Tony Casoria tosses around the names of festivals like Burning Man, Bonnaroo and South By Southwest when talking about Whigfest, the music and arts festival he's co-organizing this weekend in and around Jannus Live.
It's lofty thinking. But the way he sees it, the spark is there.
At last year's inaugural Whigfest, some people took the name to heart and, without prompting, actually dressed up in period costume from the 1700s. Casoria said bartenders at the bar he co-owns, Mandarin Hide, will do the same this year.
"If you were a Whig back in the day, you were a badass, you were a rebel, you were a revolutionary," Casoria said. "Whigfest felt like a natural fit for the type of party we were having, and the type of vibe we were trying to do."
Whigfest organizers are doubling down in Year 2, expanding the festivals to two days, Saturday and Sunday, and bringing in some 50 indie rock bands, including national headliners Surfer Blood and Pinback and a top-notch lineup of locals. But they're adamant about not toning down Whigfest's whimsical, artistic attitude.

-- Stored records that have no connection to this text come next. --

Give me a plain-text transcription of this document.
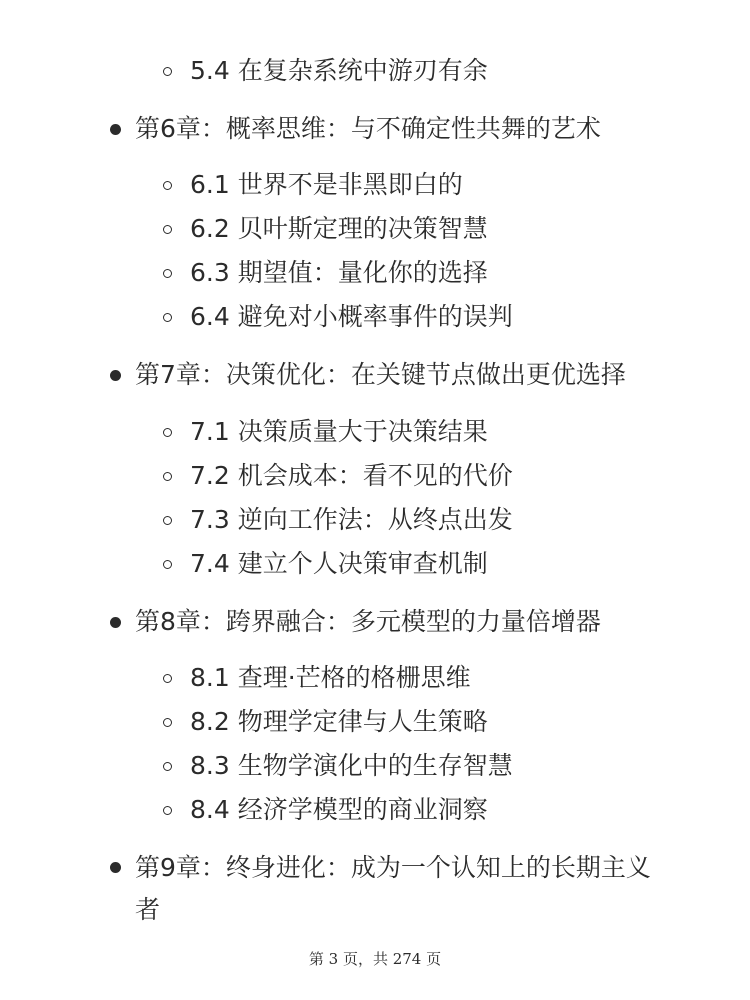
5.4 在复杂系统中游刃有余
第6章：概率思维：与不确定性共舞的艺术
6.1 世界不是非黑即白的
6.2 贝叶斯定理的决策智慧
6.3 期望值：量化你的选择
6.4 避免对小概率事件的误判
第7章：决策优化：在关键节点做出更优选择
7.1 决策质量大于决策结果
7.2 机会成本：看不见的代价
7.3 逆向工作法：从终点出发
7.4 建立个人决策审查机制
第8章：跨界融合：多元模型的力量倍增器
8.1 查理·芒格的格栅思维
8.2 物理学定律与人生策略
8.3 生物学演化中的生存智慧
8.4 经济学模型的商业洞察
第9章：终身进化：成为一个认知上的长期主义者
第 3 页，共 274 页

"St. Pete's very quirky, and so I'm trying to make art a big part of it, give it that self-expression element," Casoria said. That means making art and theatricality as big a part of the festival as the music, with art displayed around the festival grounds and live art demos taking place on the Jannus Live stage.
"Music's why everybody comes to these things, but I'm really connected to the art scene, and St. Pete has got such phenomenal artists, I wanted to make it a true arts festival," Casoria said. "A lot of festivals say they're about art, but I want to make the art as loud as the music."
That extends to the festival's branding. Last year's poster and graphics were created by St. Petersburg's Pale Horse Design; this year's, Bask. They already have a well-known local artist lined up for Year 3.
Casoria and Whigfest co-organizer Kevin Lilly have been building toward an event like this for years. In 2012, Lilly organized the Backline Music Festival with Tonic in St. Pete's Williams Park. The pair now co-run the St. Petersburg label Attic Records, as well as Rock Brothers Brewing, which has produced local band-themed beers.
Last year's event was almost entirely local, but this year they increased the band budget to boost their profile. "I think the top eight bands this year are bigger than the biggest band last year," Casoria said.
Whigfest is centered in a relatively compact footprint. There are two stages in the Jannus Live courtyard, and three more accessible only from the courtyard — Ringside Café, MacDinton's and Mandarin Hide. But if all goes as planned, Whigfest could expand to Williams Park in the next year or two.
"I want it to be a festival like South By Southwest, where people come in from all around the country, and there are 20,000 tickets," Casoria said. "We're trying to make this thing as big as it can get as quickly as possible, with responsible growth.